In spite of its growing traction internationally, unconditional cash was still viewed by many as a radical policy idea in the U.S. Nevertheless, Kline was able to secure $50,000 and team up with the Stanford Basic Income Lab to host a UBI event in 2017. They invited mayors from across the country — including then-mayor Michael Tubbs, whose guaranteed income pilot in Stockton, California would launch in early 2019 — as well as philanthropists and researchers. Looking back, Kline realizes that that event “really was a watershed moment, where the idea surfaced that local governments could try out guaranteed income.”

It was hard to imagine at that time that three years later, the US government would have distributed almost $1 trillion in cash to people during the COVID pandemic, or that there would be between 60 and 100 active basic income pilots throughout the United States in 2022, Kline reflects. “It all highlights that this isn't about whether disbursing unconditional cash is possible, it's about whether we want it to be possible. I don’t think of social change as something linear. I think things happen when a window opens that you couldn't necessarily have anticipated.”

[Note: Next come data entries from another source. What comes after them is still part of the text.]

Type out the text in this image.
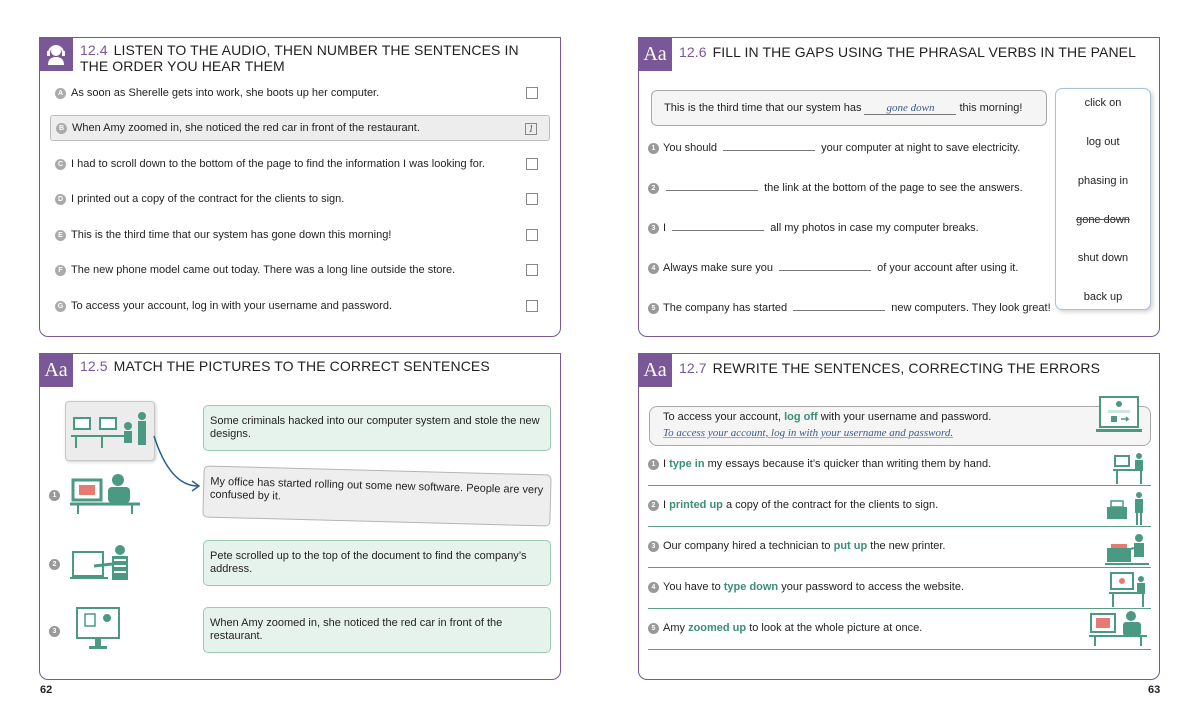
12.4 LISTEN TO THE AUDIO, THEN NUMBER THE SENTENCES IN THE ORDER YOU HEAR THEM
A As soon as Sherelle gets into work, she boots up her computer.
B When Amy zoomed in, she noticed the red car in front of the restaurant.	1
C I had to scroll down to the bottom of the page to find the information I was looking for.
D I printed out a copy of the contract for the clients to sign.
E This is the third time that our system has gone down this morning!
F The new phone model came out today. There was a long line outside the store.
G To access your account, log in with your username and password.
Aa 12.5 MATCH THE PICTURES TO THE CORRECT SENTENCES
1
2
3
Some criminals hacked into our computer system and stole the new designs.
My office has started rolling out some new software. People are very confused by it.
Pete scrolled up to the top of the document to find the company’s address.
When Amy zoomed in, she noticed the red car in front of the restaurant.
Aa 12.6 FILL IN THE GAPS USING THE PHRASAL VERBS IN THE PANEL
This is the third time that our system has	gone down	this morning!
1 You should	your computer at night to save electricity.
2	the link at the bottom of the page to see the answers.
3 I	all my photos in case my computer breaks.
4 Always make sure you	of your account after using it.
5 The company has started	new computers. They look great!
click on
log out
phasing in
gone down
shut down
back up
Aa 12.7 REWRITE THE SENTENCES, CORRECTING THE ERRORS
To access your account, log off with your username and password.
To access your account, log in with your username and password.
1 I type in my essays because it’s quicker than writing them by hand.
2 I printed up a copy of the contract for the clients to sign.
3 Our company hired a technician to put up the new printer.
4 You have to type down your password to access the website.
5 Amy zoomed up to look at the whole picture at once.
62	63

Since launching in September 2022, the Guaranteed Income Pilots Dashboard has been tracking 30+ unconditional cash pilots across the US. And the data reveals that most people spend the money on “the really mundane stuff that all of us need to spend money on: utilities, food, housing, school costs. But occasionally, you get stories of people who are spending it to go out for their child's birthday, or to take a vacation, or get dental work done, things that so many of us take for granted,” says Kline.

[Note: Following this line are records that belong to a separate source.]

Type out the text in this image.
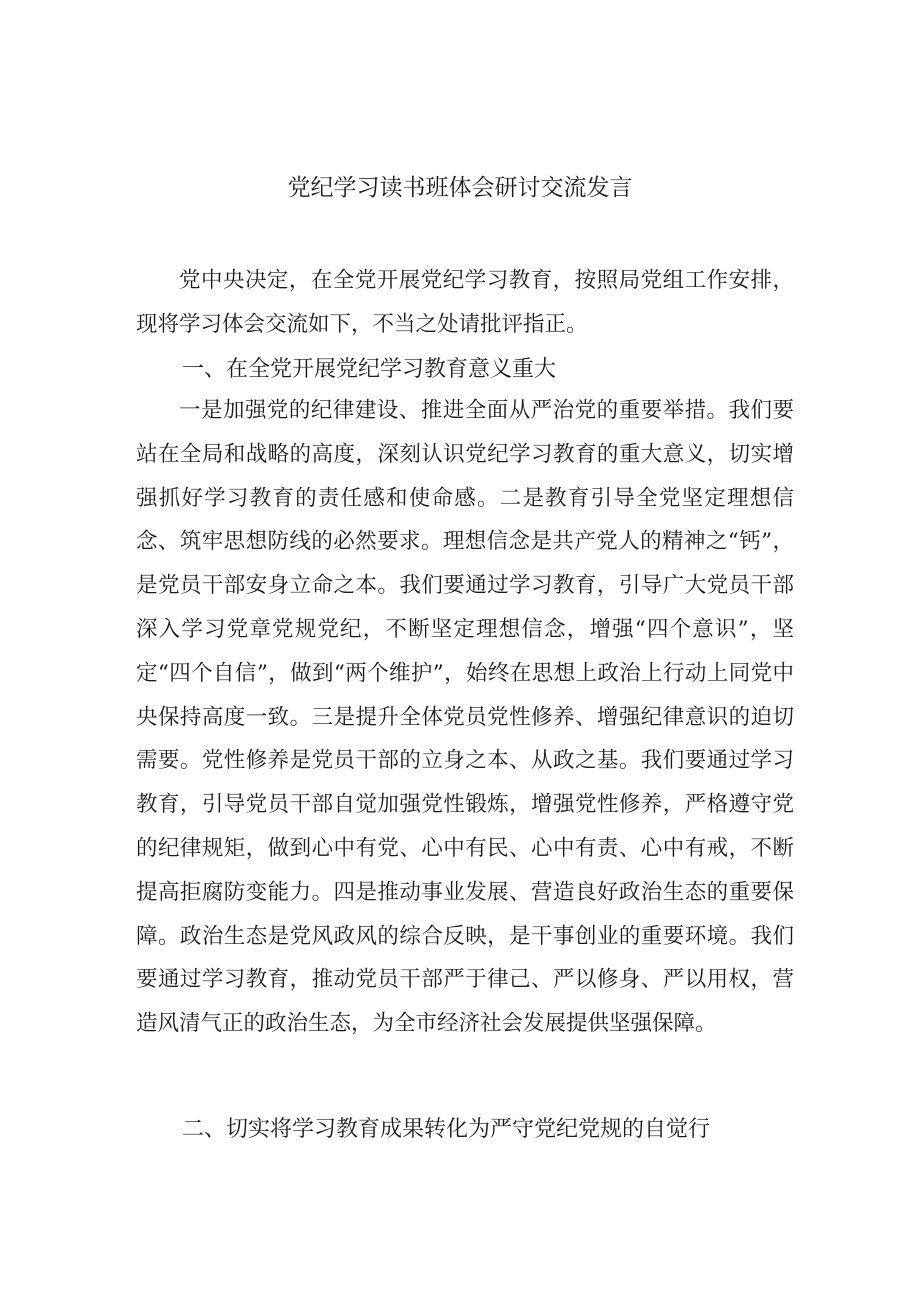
党纪学习读书班体会研讨交流发言

党中央决定，在全党开展党纪学习教育，按照局党组工作安排，现将学习体会交流如下，不当之处请批评指正。

一、在全党开展党纪学习教育意义重大

一是加强党的纪律建设、推进全面从严治党的重要举措。我们要站在全局和战略的高度，深刻认识党纪学习教育的重大意义，切实增强抓好学习教育的责任感和使命感。二是教育引导全党坚定理想信念、筑牢思想防线的必然要求。理想信念是共产党人的精神之“钙”，是党员干部安身立命之本。我们要通过学习教育，引导广大党员干部深入学习党章党规党纪，不断坚定理想信念，增强“四个意识”，坚定“四个自信”，做到“两个维护”，始终在思想上政治上行动上同党中央保持高度一致。三是提升全体党员党性修养、增强纪律意识的迫切需要。党性修养是党员干部的立身之本、从政之基。我们要通过学习教育，引导党员干部自觉加强党性锻炼，增强党性修养，严格遵守党的纪律规矩，做到心中有党、心中有民、心中有责、心中有戒，不断提高拒腐防变能力。四是推动事业发展、营造良好政治生态的重要保障。政治生态是党风政风的综合反映，是干事创业的重要环境。我们要通过学习教育，推动党员干部严于律己、严以修身、严以用权，营造风清气正的政治生态，为全市经济社会发展提供坚强保障。

二、切实将学习教育成果转化为严守党纪党规的自觉行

“My partner and I love having bicycle adventures, like riding down Highway 1, or in rural areas across the Marin Headlands. We've even ridden across parts of Finland, Portugal and Spain. These are the kinds of adventures that really excite me, but I can imagine people thinking, ‘Well, you could certainly spend your money on more prudent things than that,’” Kline muses.

But that is the power of cash — the freedom to decide for yourself what makes the most sense for you. Kline believes that guaranteed income can provide more people with that opportunity. 
 


Donna Hunter is a freelance writer, editor, and tutor living in San Francisco. She has a Ph.D. in English from UC Berkeley and was an Advanced Lecturer in Stanford’s Program in Writing and Rhetoric.